Cold non-ischemic heart preservation with continuous perfusion prevents early graft failure in orthotopic pig-to-baboon xenotransplantation.

Xenotransplantation 2021 01 25;28(1):e12636. Epub 2020 Aug 25.

Department of Cardiac Surgery, University Hospital, LMU Munich, Munich, Germany.

Background: Successful preclinical transplantations of porcine hearts into baboon recipients are required before commencing clinical trials. Despite years of research, over half of the orthotopic cardiac xenografts were lost during the first 48 hours after transplantation, primarily caused by perioperative cardiac xenograft dysfunction (PCXD). To decrease the rate of PCXD, we adopted a preservation technique of cold non-ischemic perfusion for our ongoing pig-to-baboon cardiac xenotransplantation project.

Methods: Fourteen orthotopic cardiac xenotransplantation experiments were carried out with genetically modified juvenile pigs (GGTA1- KO/hCD46/hTBM) as donors and captive-bred baboons as recipients. Organ preservation was compared according to the two techniques applied: cold static ischemic cardioplegia (IC; n = 5) and cold non-ischemic continuous perfusion (CP; n = 9) with an oxygenated albumin-containing hyperoncotic cardioplegic solution containing nutrients, erythrocytes and hormones. Prior to surgery, we measured serum levels of preformed anti-non-Gal-antibodies. During surgery, hemodynamic parameters were monitored with transpulmonary thermodilution. Central venous blood gas analyses were taken at regular intervals to estimate oxygen extraction, as well as lactate production. After surgery, we measured troponine T and serum parameters of the recipient's kidney, liver and coagulation functions.

Results: In porcine grafts preserved with IC, we found significantly depressed systolic cardiac function after transplantation which did not recover despite increasing inotropic support. Postoperative oxygen extraction and lactate production were significantly increased. Troponin T, creatinine, aspartate aminotransferase levels were pathologically high, whereas prothrombin ratios were abnormally low. In three of five IC experiments, PCXD developed within 24 hours. By contrast, all nine hearts preserved with CP retained fully preserved systolic function, none showed any signs of PCXD. Oxygen extraction was within normal ranges; serum lactate as well as parameters of organ functions were only mildly elevated. Preformed anti-non-Gal-antibodies were similar in recipients receiving grafts from either IC or CP preservation.

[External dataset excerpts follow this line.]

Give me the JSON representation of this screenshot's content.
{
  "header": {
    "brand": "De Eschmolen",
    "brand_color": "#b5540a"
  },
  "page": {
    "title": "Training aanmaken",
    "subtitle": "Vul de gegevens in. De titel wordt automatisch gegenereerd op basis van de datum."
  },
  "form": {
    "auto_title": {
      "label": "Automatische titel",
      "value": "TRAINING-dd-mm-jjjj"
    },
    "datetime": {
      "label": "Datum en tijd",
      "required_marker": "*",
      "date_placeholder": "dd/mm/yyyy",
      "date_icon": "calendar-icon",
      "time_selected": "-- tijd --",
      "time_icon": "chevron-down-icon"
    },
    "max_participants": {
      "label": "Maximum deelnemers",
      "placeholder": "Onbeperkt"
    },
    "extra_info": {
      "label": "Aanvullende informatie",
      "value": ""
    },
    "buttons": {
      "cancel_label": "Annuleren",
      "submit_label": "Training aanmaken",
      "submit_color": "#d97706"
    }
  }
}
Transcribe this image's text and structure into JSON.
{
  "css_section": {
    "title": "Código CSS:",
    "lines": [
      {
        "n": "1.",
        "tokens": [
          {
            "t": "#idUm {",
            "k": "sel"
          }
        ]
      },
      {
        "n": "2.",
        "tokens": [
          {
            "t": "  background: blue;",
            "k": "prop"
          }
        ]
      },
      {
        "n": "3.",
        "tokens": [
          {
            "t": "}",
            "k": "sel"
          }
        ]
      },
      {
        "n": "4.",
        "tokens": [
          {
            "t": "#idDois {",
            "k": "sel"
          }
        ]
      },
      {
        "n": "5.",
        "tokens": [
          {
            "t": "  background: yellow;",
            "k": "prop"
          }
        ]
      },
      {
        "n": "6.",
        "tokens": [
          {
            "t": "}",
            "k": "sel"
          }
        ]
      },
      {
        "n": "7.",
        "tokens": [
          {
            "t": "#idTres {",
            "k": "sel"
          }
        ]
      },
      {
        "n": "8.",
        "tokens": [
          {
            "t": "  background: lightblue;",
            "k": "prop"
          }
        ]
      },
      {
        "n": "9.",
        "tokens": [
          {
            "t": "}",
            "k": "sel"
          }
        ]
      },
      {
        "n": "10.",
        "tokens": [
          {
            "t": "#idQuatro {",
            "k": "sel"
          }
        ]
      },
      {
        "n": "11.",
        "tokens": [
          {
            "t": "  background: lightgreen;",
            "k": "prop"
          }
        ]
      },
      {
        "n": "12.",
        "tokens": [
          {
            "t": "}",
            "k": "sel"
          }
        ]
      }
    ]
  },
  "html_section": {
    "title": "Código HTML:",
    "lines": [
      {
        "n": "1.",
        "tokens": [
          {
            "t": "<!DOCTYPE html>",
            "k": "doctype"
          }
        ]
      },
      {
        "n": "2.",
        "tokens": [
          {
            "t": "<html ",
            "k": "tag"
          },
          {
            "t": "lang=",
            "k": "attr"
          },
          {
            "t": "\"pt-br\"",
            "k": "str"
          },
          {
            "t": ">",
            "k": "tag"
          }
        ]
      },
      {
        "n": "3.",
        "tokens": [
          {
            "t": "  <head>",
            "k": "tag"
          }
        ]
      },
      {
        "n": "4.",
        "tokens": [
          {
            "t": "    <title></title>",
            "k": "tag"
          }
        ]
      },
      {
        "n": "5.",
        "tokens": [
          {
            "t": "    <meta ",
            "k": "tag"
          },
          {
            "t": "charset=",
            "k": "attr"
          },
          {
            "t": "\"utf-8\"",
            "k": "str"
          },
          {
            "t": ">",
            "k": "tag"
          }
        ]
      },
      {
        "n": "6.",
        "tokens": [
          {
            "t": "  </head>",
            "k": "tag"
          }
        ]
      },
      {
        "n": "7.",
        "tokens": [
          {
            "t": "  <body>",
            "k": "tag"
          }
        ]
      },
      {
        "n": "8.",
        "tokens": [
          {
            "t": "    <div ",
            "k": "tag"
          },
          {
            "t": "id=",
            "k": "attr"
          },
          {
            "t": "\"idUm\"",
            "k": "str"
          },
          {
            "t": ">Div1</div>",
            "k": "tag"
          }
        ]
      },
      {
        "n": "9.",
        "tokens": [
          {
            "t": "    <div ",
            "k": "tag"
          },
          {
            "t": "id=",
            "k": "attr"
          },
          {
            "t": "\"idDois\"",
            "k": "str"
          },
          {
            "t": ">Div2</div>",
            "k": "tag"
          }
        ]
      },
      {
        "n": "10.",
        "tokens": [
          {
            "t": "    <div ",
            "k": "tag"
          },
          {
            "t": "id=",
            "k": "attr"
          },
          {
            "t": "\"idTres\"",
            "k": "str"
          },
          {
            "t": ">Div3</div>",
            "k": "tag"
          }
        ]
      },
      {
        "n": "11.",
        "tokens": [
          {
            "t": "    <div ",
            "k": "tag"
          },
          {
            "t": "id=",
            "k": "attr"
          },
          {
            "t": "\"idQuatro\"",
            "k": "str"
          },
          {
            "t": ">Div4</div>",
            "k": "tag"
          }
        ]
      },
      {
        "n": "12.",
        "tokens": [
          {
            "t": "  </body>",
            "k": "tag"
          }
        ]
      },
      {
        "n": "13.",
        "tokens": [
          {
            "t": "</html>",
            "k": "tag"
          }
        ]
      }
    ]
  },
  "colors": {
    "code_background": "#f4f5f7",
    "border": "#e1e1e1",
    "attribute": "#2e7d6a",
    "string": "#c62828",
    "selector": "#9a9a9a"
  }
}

Conclusions: While standard ischemic cardioplegia solutions have been used with great success in human allotransplantation over many years, our data indicate that they are insufficient for preservation of porcine hearts transplanted into baboons: Ischemic storage caused severe impairment of cardiac function and decreased tissue oxygen supply, leading to multi-organ failure in more than half of the xenotransplantation experiments. In contrast, cold non-ischemic heart preservation with continuous perfusion reliably prevented early graft failure. Consistent survival in the perioperative phase is a prerequisite for preclinical long-term results after cardiac xenotransplantation.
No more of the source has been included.